A composite semiparametric homogeneity test for the distributions of multigroup interval-bounded longitudinal data

J Biopharm Stat. 2023 Nov 15:1-12. doi: 10.1080/10543406.2023.2275769. Online ahead of print.

Abstract

Motivated by comparing the distribution of longitudinal quality of life (QoL) data among different treatment groups from a cancer clinical trial, we propose a semiparametric test statistic for the homogeneity of the distributions of multigroup longitudinal measurements, which are bounded in a closed interval with excess observations taking the boundary values. Our procedure is based on a three-component mixed density ratio model and a composite empirical likelihood for the longitudinal data taking values inside the interval. A nonparametric bootstrap method is applied to calculate the p-value of the proposed test.
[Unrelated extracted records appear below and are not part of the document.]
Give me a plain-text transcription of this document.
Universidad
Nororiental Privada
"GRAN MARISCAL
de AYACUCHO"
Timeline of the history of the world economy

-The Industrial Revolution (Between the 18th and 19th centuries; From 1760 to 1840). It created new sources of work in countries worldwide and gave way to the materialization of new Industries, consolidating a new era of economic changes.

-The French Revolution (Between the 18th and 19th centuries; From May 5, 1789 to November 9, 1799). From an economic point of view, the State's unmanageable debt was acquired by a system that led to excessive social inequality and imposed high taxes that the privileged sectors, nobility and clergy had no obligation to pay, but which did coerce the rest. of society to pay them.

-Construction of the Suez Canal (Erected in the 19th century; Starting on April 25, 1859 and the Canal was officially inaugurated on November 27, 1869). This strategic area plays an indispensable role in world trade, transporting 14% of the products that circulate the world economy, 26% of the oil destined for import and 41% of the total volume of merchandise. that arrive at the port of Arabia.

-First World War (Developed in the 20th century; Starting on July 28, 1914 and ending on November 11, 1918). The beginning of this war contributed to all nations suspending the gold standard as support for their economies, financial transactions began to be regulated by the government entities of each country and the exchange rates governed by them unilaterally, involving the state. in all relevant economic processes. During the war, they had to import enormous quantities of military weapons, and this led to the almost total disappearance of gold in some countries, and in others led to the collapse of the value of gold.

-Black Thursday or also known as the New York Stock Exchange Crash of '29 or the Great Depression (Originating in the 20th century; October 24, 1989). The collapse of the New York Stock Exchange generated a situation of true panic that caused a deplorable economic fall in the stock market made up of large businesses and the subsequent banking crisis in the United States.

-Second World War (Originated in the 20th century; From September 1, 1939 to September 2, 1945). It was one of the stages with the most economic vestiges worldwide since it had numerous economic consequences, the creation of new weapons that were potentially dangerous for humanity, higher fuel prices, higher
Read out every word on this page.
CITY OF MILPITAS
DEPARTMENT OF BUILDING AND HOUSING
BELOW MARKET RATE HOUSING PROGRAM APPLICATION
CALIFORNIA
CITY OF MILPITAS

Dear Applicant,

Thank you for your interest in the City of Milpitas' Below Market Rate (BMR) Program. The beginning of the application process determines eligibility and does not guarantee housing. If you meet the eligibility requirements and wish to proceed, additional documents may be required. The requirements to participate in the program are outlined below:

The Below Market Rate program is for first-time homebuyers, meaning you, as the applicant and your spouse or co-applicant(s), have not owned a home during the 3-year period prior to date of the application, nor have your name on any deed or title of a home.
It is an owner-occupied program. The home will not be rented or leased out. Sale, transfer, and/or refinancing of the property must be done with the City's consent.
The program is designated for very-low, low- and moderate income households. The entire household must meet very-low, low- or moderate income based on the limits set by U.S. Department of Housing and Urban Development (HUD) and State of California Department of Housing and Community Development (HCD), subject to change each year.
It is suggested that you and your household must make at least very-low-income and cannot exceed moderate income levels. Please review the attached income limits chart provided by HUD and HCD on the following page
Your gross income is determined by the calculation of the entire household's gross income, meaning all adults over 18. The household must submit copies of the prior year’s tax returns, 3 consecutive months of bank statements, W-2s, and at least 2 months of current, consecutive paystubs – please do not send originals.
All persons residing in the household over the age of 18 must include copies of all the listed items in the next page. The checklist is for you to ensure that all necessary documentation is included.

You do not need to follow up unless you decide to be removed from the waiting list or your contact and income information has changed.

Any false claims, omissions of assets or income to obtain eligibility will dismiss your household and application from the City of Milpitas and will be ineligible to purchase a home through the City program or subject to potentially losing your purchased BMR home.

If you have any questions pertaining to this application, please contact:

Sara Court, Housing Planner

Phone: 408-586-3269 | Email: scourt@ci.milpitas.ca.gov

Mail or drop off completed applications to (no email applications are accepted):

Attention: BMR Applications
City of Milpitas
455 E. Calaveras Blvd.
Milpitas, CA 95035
Simulation studies are conducted to evaluate the proposed procedure, which show that the proposed test is effective in controlling type I errors and more powerful than the procedure which ignores the values on the boundaries. It is also robust to the model mispecification than the parametric test. The proposed procedure is also applied to compare the distributions of the scores of Physical Function subscale and Global Heath Status between the patients randomized to two treatment groups in a cancer clinical trial.

Keywords: Bootstrap; Box-Cox transformation; composite likelihood; density ratio model; interval-bounded; longitudinal data.